Die Kernentscheidung im Umgang mit neuen technologischen Möglichkeiten liegt in der Frage, inwieweit die neue Technologie den bisherigen Entwicklungspfad des Unternehmens fortschreibt und unterstützt oder ob durch die Technologie ein Pfadbruch notwendig ist oder möglich wird. Daran schließt die Frage, ob die bisherigen Kernkompetenzen ausreichen, um nach wie vor erfolgreich im Markt zu agieren oder ob die neue Technologie die bestehende organisationale Kompetenzbasis disruptiv entwerten könnte. Besonders für erfolgreiche Unternehmen, die ihre Kernkompetenzen über lange Jahre entwickelt und kultiviert haben, ist das Auftreten von neuen Technologien und damit verbundenen Geschäftsmodellen besonders brisant.
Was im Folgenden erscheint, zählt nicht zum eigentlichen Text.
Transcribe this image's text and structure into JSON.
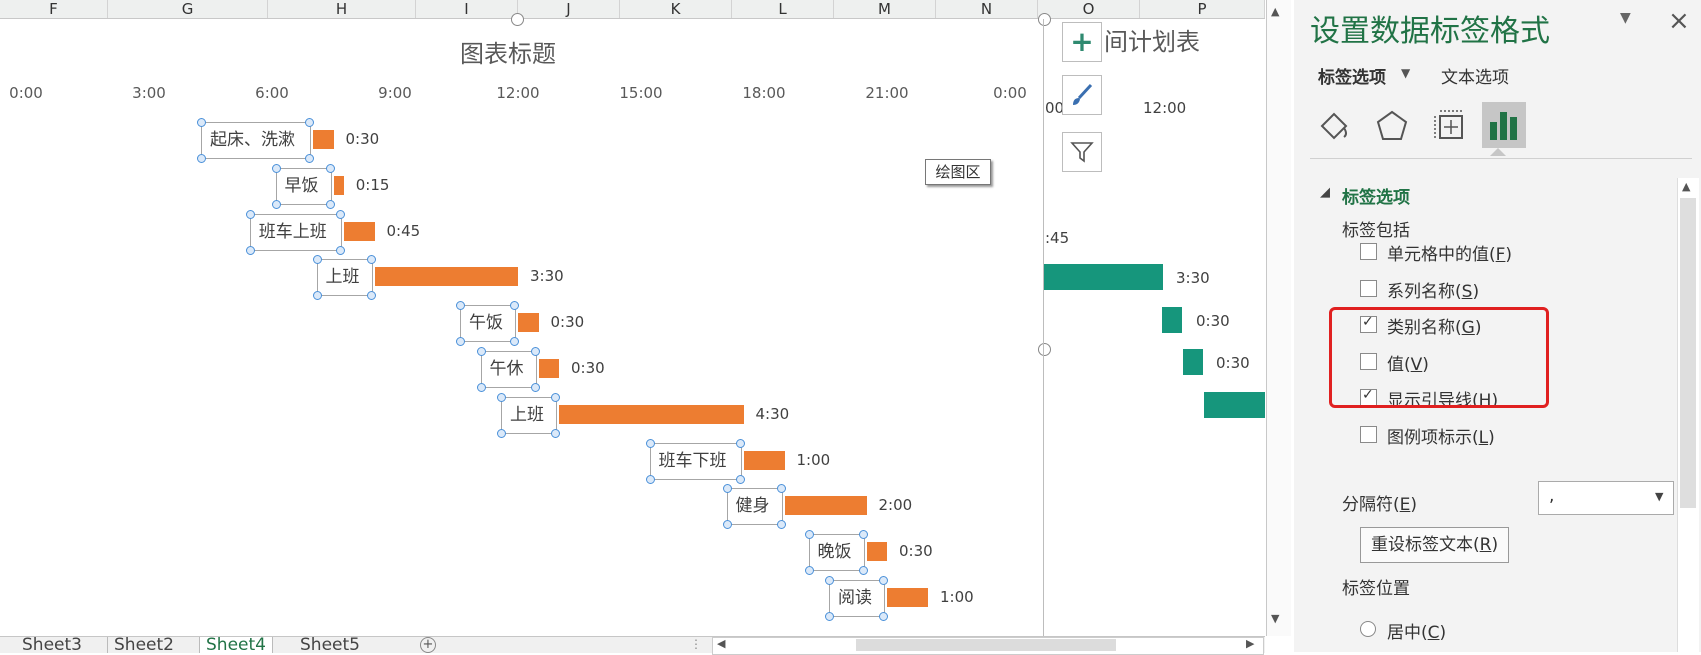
{
  "columns": [
    "F",
    "G",
    "H",
    "I",
    "J",
    "K",
    "L",
    "M",
    "N",
    "O",
    "P"
  ],
  "chart": {
    "title": "图表标题",
    "axis_ticks": [
      "0:00",
      "3:00",
      "6:00",
      "9:00",
      "12:00",
      "15:00",
      "18:00",
      "21:00",
      "0:00"
    ],
    "plot_area_tooltip": "绘图区",
    "tasks": [
      {
        "category": "起床、洗漱",
        "duration": "0:30"
      },
      {
        "category": "早饭",
        "duration": "0:15"
      },
      {
        "category": "班车上班",
        "duration": "0:45"
      },
      {
        "category": "上班",
        "duration": "3:30"
      },
      {
        "category": "午饭",
        "duration": "0:30"
      },
      {
        "category": "午休",
        "duration": "0:30"
      },
      {
        "category": "上班",
        "duration": "4:30"
      },
      {
        "category": "班车下班",
        "duration": "1:00"
      },
      {
        "category": "健身",
        "duration": "2:00"
      },
      {
        "category": "晚饭",
        "duration": "0:30"
      },
      {
        "category": "阅读",
        "duration": "1:00"
      }
    ],
    "bar_color": "#ed7d31"
  },
  "second_chart": {
    "title_fragment": "间计划表",
    "axis_ticks": [
      "00",
      "12:00"
    ],
    "value_labels": [
      ":45",
      "3:30",
      "0:30",
      "0:30"
    ],
    "bar_color": "#16967c"
  },
  "chart_tools": [
    "plus-icon",
    "brush-icon",
    "filter-icon"
  ],
  "sheet_tabs": [
    "Sheet3",
    "Sheet2",
    "Sheet4",
    "Sheet5"
  ],
  "active_tab": "Sheet4",
  "pane": {
    "title": "设置数据标签格式",
    "tab_label_options": "标签选项",
    "tab_text_options": "文本选项",
    "section_title": "标签选项",
    "label_contains": "标签包括",
    "options": [
      {
        "label": "单元格中的值(",
        "key": "F",
        "checked": false
      },
      {
        "label": "系列名称(",
        "key": "S",
        "checked": false
      },
      {
        "label": "类别名称(",
        "key": "G",
        "checked": true
      },
      {
        "label": "值(",
        "key": "V",
        "checked": false
      },
      {
        "label": "显示引导线(",
        "key": "H",
        "checked": true
      },
      {
        "label": "图例项标示(",
        "key": "L",
        "checked": false
      }
    ],
    "separator_label": "分隔符(",
    "separator_key": "E",
    "separator_value": ",",
    "reset_button_text": "重设标签文本(",
    "reset_button_key": "R",
    "label_position": "标签位置",
    "position_center": "居中(",
    "position_center_key": "C",
    "highlight_color": "#e02020"
  }
}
Denn die Entscheidung, ab wann und in welcher Intensität in neue technologische Möglichkeiten investiert werden sollte, ist schwer zu prognostizieren.
Gleich zwei Dilemmata führen dazu, den bestehenden Entwicklungspfad beizubehalten. Das Innovator’s Dilemma zeigt, dass über kleinräumige (exploitative) Innovationen leichter zu entscheiden ist als über risikoreiche explorative Innovationen. Unternehmen tendieren daher zu exploitativen Innovationen, um ihre bestehenden Kompetenzen inkrementell zu verbessern. Das Productivity Dilemma verführt Unternehmen dazu, dass sie Prozessoptimierungen eher durchführen, als auf die weitere Forcierung der Innovationstätigkeit zu setzen, denn durch Verbesserungen bei den Geschäftsprozessen lassen sich schnell finanzielle Erträge lukrieren, wohingegen Innovationen während der langen und unsicheren Entwicklung nur finanzielle Ressourcen verschlingen.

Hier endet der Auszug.